Table 6. (Example 2) Spatial convergence order for various $\alpha$ when $N=2000$.

$\mathit{z}\left(\mathit{t}\right)$	h	$\mathit{\alpha }=0.2$		$\mathit{\alpha }=0.5$		$\mathit{\alpha }=0.8$
$t^{0.5}$	$\frac{1}{10}$	1.3899 $\times {10}^{-2}$	-	1.3094 $\times {10}^{-2}$	-	1.1890 $\times {10}^{-2}$	-
	$\frac{1}{20}$	3.4684 $\times {10}^{-3}$	2.00	3.2680 $\times {10}^{-3}$	2.00	2.9682 $\times {10}^{-3}$	2.00
	$\frac{1}{40}$	8.6645 $\times {10}^{-4}$	2.00	8.1642 $\times {10}^{-4}$	2.00	7.4155 $\times {10}^{-4}$	2.00
	$\frac{1}{80}$	2.1633 $\times {10}^{-4}$	2.00	2.0384 $\times {10}^{-4}$	2.00	1.8515 $\times {10}^{-4}$	2.00
$t^2$	$\frac{1}{10}$	1.4330 $\times {10}^{-2}$	-	1.4555 $\times {10}^{-2}$	-	1.4952 $\times {10}^{-2}$	-
	$\frac{1}{20}$	3.5756 $\times {10}^{-3}$	2.00	3.6316 $\times {10}^{-3}$	2.00	3.7304 $\times {10}^{-3}$	2.00
	$\frac{1}{40}$	8.9322 $\times {10}^{-4}$	2.00	9.0719 $\times {10}^{-4}$	2.00	9.3187 $\times {10}^{-4}$	2.00
	$\frac{1}{80}$	2.2301 $\times {10}^{-4}$	2.00	2.2650 $\times {10}^{-4}$	2.00	2.3266 $\times {10}^{-4}$	2.00

. We observe that the experimental temporal/spatial convergence orders are consistent with the theoretical result.

5. Conclusions

In this paper, we derive a numerical scheme based on a general temporal mesh for the generalized time-fractional diffusion problem.
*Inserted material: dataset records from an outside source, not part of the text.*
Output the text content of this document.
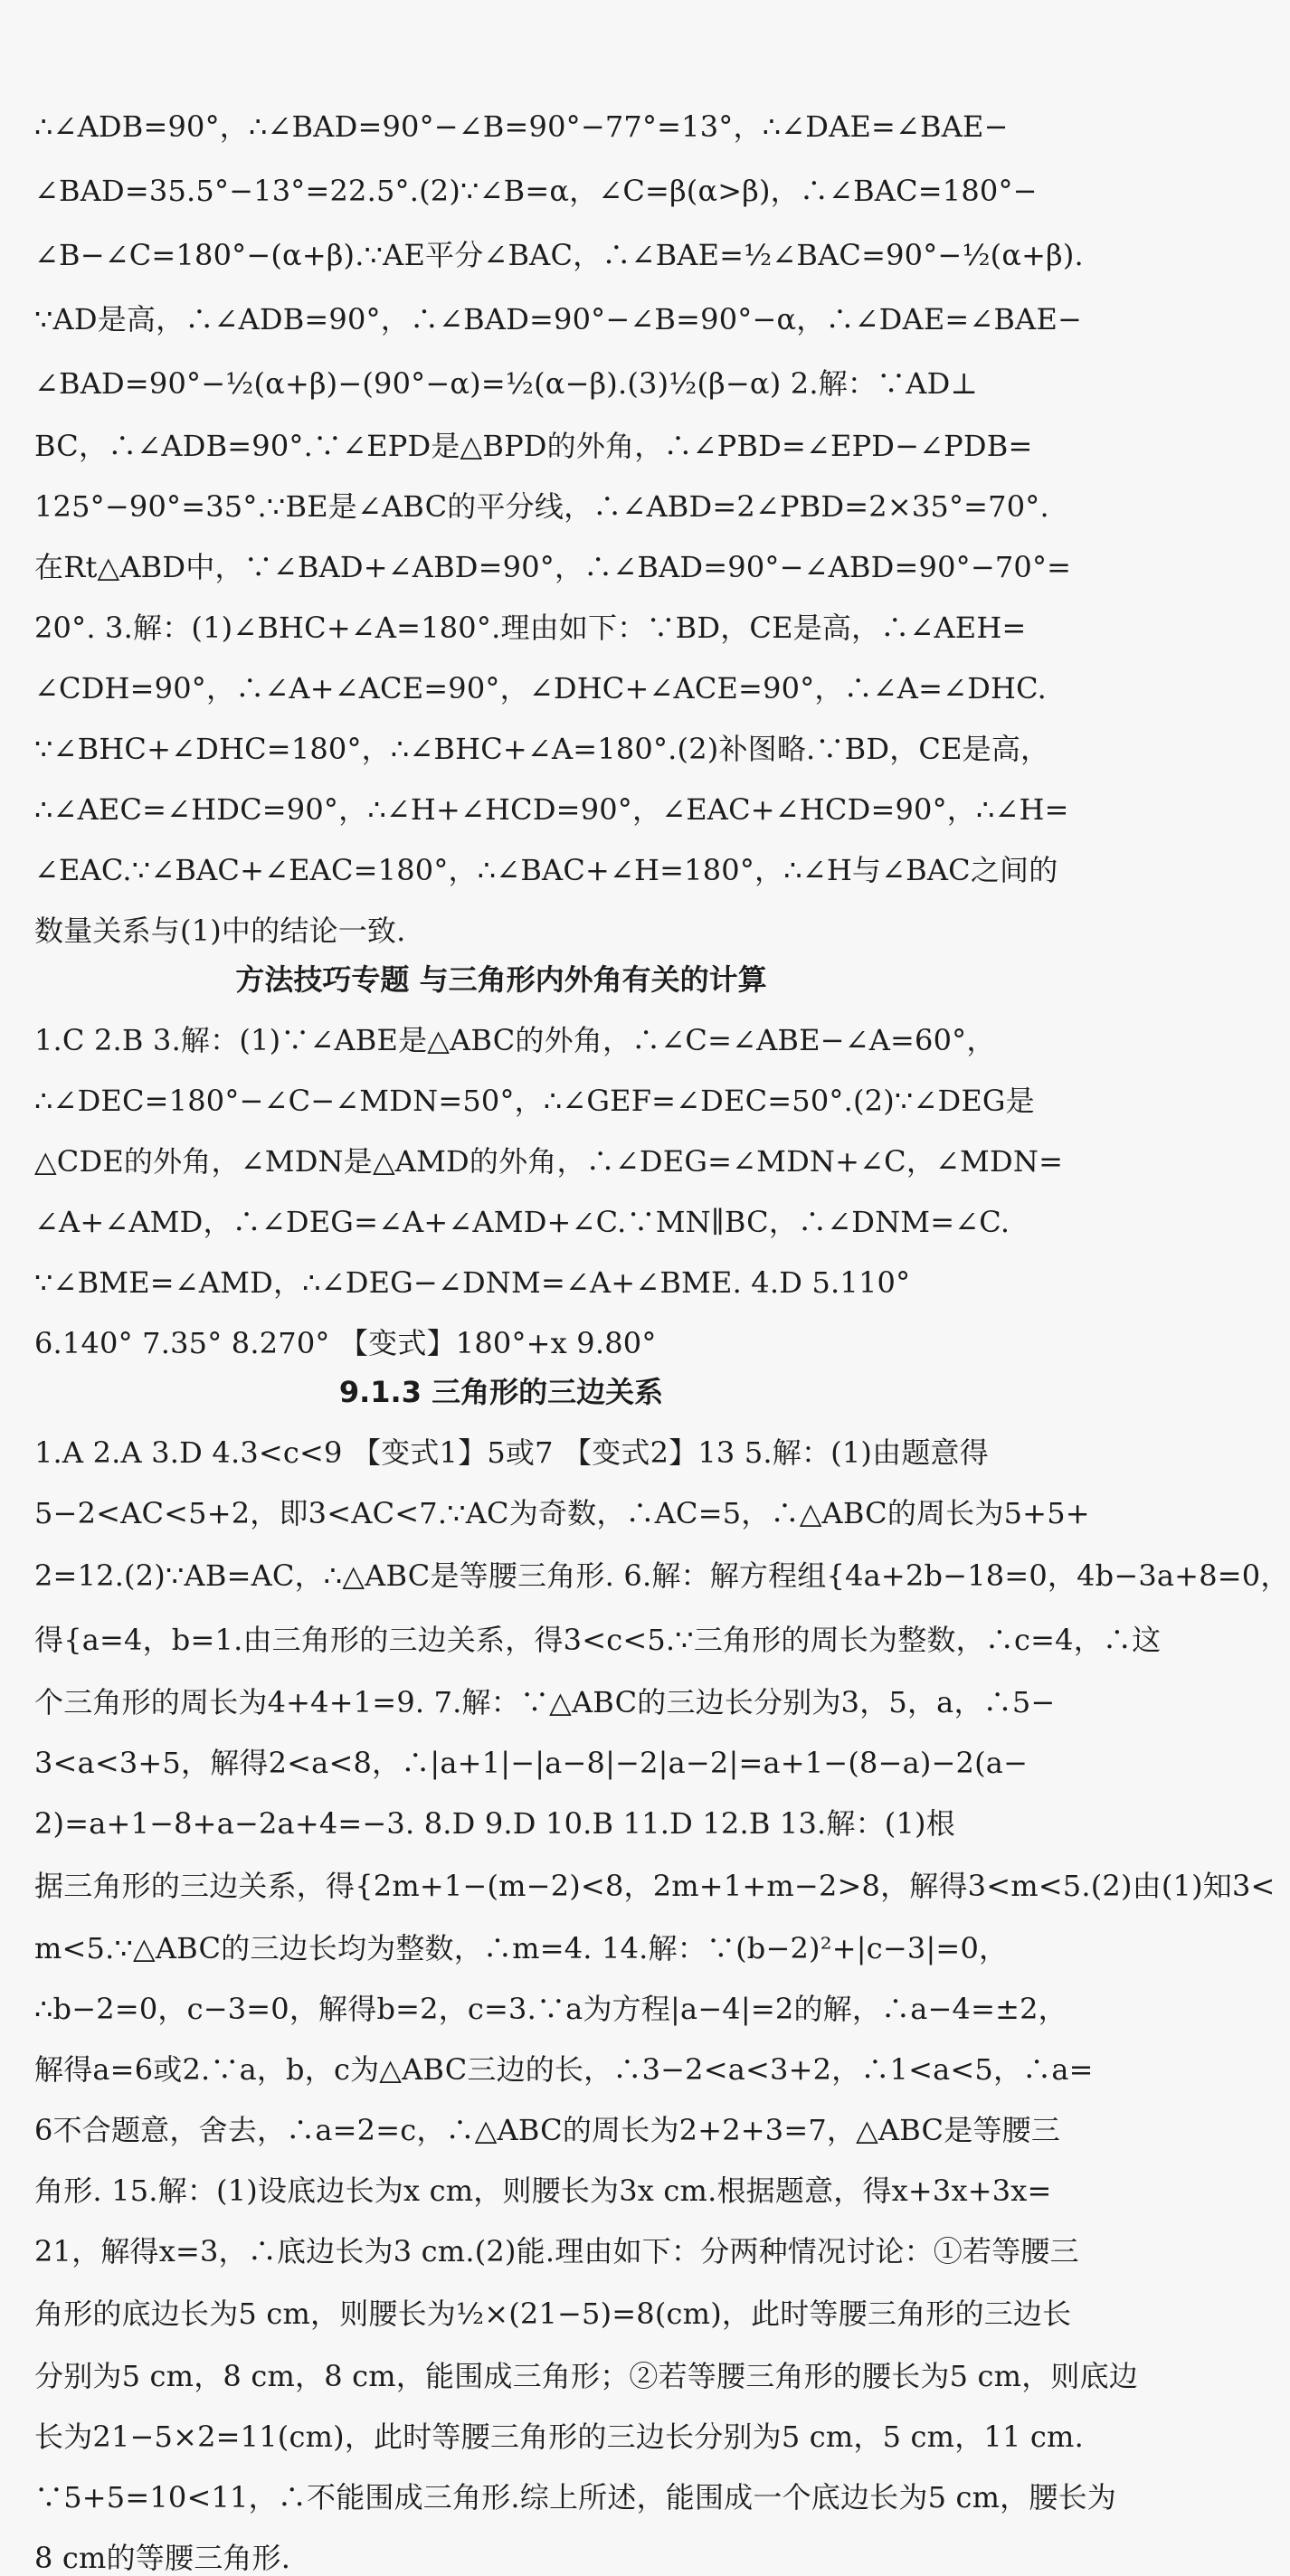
∴∠ADB=90°，∴∠BAD=90°−∠B=90°−77°=13°，∴∠DAE=∠BAE−
∠BAD=35.5°−13°=22.5°.(2)∵∠B=α，∠C=β(α>β)，∴∠BAC=180°−
∠B−∠C=180°−(α+β).∵AE平分∠BAC，∴∠BAE=½∠BAC=90°−½(α+β).
∵AD是高，∴∠ADB=90°，∴∠BAD=90°−∠B=90°−α，∴∠DAE=∠BAE−
∠BAD=90°−½(α+β)−(90°−α)=½(α−β).(3)½(β−α) 2.解：∵AD⊥
BC，∴∠ADB=90°.∵∠EPD是△BPD的外角，∴∠PBD=∠EPD−∠PDB=
125°−90°=35°.∵BE是∠ABC的平分线，∴∠ABD=2∠PBD=2×35°=70°.
在Rt△ABD中，∵∠BAD+∠ABD=90°，∴∠BAD=90°−∠ABD=90°−70°=
20°. 3.解：(1)∠BHC+∠A=180°.理由如下：∵BD，CE是高，∴∠AEH=
∠CDH=90°，∴∠A+∠ACE=90°，∠DHC+∠ACE=90°，∴∠A=∠DHC.
∵∠BHC+∠DHC=180°，∴∠BHC+∠A=180°.(2)补图略.∵BD，CE是高，
∴∠AEC=∠HDC=90°，∴∠H+∠HCD=90°，∠EAC+∠HCD=90°，∴∠H=
∠EAC.∵∠BAC+∠EAC=180°，∴∠BAC+∠H=180°，∴∠H与∠BAC之间的
数量关系与(1)中的结论一致.
方法技巧专题 与三角形内外角有关的计算
1.C 2.B 3.解：(1)∵∠ABE是△ABC的外角，∴∠C=∠ABE−∠A=60°，
∴∠DEC=180°−∠C−∠MDN=50°，∴∠GEF=∠DEC=50°.(2)∵∠DEG是
△CDE的外角，∠MDN是△AMD的外角，∴∠DEG=∠MDN+∠C，∠MDN=
∠A+∠AMD，∴∠DEG=∠A+∠AMD+∠C.∵MN∥BC，∴∠DNM=∠C.
∵∠BME=∠AMD，∴∠DEG−∠DNM=∠A+∠BME. 4.D 5.110°
6.140° 7.35° 8.270° 【变式】180°+x 9.80°
9.1.3 三角形的三边关系
1.A 2.A 3.D 4.3<c<9 【变式1】5或7 【变式2】13 5.解：(1)由题意得
5−2<AC<5+2，即3<AC<7.∵AC为奇数，∴AC=5，∴△ABC的周长为5+5+
2=12.(2)∵AB=AC，∴△ABC是等腰三角形. 6.解：解方程组{4a+2b−18=0，4b−3a+8=0，
得{a=4，b=1.由三角形的三边关系，得3<c<5.∵三角形的周长为整数，∴c=4，∴这
个三角形的周长为4+4+1=9. 7.解：∵△ABC的三边长分别为3，5，a，∴5−
3<a<3+5，解得2<a<8，∴|a+1|−|a−8|−2|a−2|=a+1−(8−a)−2(a−
2)=a+1−8+a−2a+4=−3. 8.D 9.D 10.B 11.D 12.B 13.解：(1)根
据三角形的三边关系，得{2m+1−(m−2)<8，2m+1+m−2>8，解得3<m<5.(2)由(1)知3<
m<5.∵△ABC的三边长均为整数，∴m=4. 14.解：∵(b−2)²+|c−3|=0，
∴b−2=0，c−3=0，解得b=2，c=3.∵a为方程|a−4|=2的解，∴a−4=±2，
解得a=6或2.∵a，b，c为△ABC三边的长，∴3−2<a<3+2，∴1<a<5，∴a=
6不合题意，舍去，∴a=2=c，∴△ABC的周长为2+2+3=7，△ABC是等腰三
角形. 15.解：(1)设底边长为x cm，则腰长为3x cm.根据题意，得x+3x+3x=
21，解得x=3，∴底边长为3 cm.(2)能.理由如下：分两种情况讨论：①若等腰三
角形的底边长为5 cm，则腰长为½×(21−5)=8(cm)，此时等腰三角形的三边长
分别为5 cm，8 cm，8 cm，能围成三角形；②若等腰三角形的腰长为5 cm，则底边
长为21−5×2=11(cm)，此时等腰三角形的三边长分别为5 cm，5 cm，11 cm.
∵5+5=10<11，∴不能围成三角形.综上所述，能围成一个底边长为5 cm，腰长为
8 cm的等腰三角形.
The main idea involves the generalized linear interpolation. The stability and convergence of the proposed numerical scheme is established rigorously using energy method. More importantly, it is shown that the global convergence order is $O({\tau }_{z,max}^{2-\alpha }+h^2)$ that extends the previous work [9]. For future work, we plan to investigate (i) the validity of the proposed scheme for nonsmooth data; (ii) high order methods based on general temporal mesh and spatial mesh for generalized fractional problems with smooth as well as nonsmooth data. We believe this will make the numerical scheme more applicable in reality.